Although the paper’s abstract does not spell out hardware, the method clearly fits with vat photopolymerization platforms — DLP and inkjet multi-material systems like PolyJet — as well as with elastomeric chemistries from vendors such as Carbon and Stratasys. Prior systems in “digital materials” can dial Shore values or translucency, but tying both together through a solver is the advance here.
How The i-Tac Pipeline Likely Works
Based on standard inverse-design practice in AM, i-Tac appears to use a characterize–learn–optimize loop. First, the team would print a library of small coupons spanning printable mixtures or microstructures and then measure mechanical response and optical behavior. Mechanical metrics could include effective modulus or force–displacement curves under small indentation, while optical metrics might capture color (for example CIE Lab), translucency, haze, and gloss. The paper’s title emphasizes “tuneable” properties, which implies the palette and microgeometry can be swept across a useful range.
Next comes a surrogate model. Using the measurement set, the researchers likely train a differentiable mapping from design parameters — voxel-level material fractions, periodic microcell geometry, or both — to the observed tactile and optical outcomes. With that data, an optimizer searches the design space to minimize error to a user-specified target feel and look, while enforcing printability constraints like minimum feature size, cure bleed, and layer adhesion.

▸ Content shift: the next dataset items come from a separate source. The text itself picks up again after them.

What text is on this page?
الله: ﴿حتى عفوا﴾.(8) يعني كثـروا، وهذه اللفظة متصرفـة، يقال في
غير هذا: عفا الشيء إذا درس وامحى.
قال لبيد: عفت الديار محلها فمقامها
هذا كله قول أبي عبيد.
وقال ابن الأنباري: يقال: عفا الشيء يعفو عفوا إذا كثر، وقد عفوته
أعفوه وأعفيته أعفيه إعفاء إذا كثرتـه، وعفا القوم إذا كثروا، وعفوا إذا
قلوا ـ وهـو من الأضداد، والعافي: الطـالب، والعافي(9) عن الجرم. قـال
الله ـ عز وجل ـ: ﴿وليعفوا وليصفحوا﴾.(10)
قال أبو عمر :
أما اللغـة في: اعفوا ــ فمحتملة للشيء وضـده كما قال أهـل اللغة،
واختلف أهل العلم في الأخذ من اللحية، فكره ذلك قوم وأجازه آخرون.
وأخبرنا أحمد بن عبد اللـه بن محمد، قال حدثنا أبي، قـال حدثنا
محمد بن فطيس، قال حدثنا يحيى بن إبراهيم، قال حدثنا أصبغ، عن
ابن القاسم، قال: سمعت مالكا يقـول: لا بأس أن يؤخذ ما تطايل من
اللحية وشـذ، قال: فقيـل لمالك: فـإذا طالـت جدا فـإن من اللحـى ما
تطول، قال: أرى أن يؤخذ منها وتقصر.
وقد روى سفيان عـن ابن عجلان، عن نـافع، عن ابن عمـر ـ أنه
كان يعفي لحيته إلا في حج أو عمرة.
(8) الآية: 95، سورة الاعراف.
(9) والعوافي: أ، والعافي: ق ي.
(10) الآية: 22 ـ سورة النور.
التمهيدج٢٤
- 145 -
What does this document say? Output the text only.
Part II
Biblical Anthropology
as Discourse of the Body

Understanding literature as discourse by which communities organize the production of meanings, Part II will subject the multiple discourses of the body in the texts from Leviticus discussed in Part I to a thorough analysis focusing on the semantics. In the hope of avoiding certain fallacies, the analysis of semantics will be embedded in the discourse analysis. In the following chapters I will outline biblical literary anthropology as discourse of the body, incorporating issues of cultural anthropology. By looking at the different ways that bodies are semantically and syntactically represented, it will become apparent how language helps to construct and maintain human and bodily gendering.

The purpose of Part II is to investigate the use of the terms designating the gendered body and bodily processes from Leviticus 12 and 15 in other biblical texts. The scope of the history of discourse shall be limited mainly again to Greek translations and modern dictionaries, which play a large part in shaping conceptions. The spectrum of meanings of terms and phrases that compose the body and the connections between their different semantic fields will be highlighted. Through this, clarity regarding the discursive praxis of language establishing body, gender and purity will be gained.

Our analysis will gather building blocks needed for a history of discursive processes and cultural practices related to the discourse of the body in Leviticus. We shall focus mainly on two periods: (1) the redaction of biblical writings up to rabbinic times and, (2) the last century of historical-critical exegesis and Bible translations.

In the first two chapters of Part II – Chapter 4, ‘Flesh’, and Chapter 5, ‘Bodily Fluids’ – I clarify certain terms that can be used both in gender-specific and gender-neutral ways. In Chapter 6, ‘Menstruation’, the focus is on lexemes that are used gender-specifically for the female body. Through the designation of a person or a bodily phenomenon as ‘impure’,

The result is a printable material field or metamaterial pattern that the user sends to the machine with standard slicing. If the platform supports voxel mixing (inkjet) the design becomes a color-and-modulus texture; if it is a single-feed DLP, the texture may encode microstructures that create the target compliance and scattering.
The expensive part of “soft and pretty” prototypes is the iteration loop, not the resin and printing. A calibrated inverse-design tool can cut human efforts by proposing print-ready parameter fields instead of guesswork, and it codifies tacit lab knowledge into a repeatable pipeline. If the team provides code and a shareable calibration protocol, service bureaus could offer “feel matching” as a service.
Compared to commercial digital-material workflows from Stratasys or Carbon’s programmable lattices, the new fetaure in this system is the multi-objective inversion — solving for optics and haptics in the same loop.
If we can dial feel and look by solving an equation, the industry’s we may see more and improved 3D printed products appearing.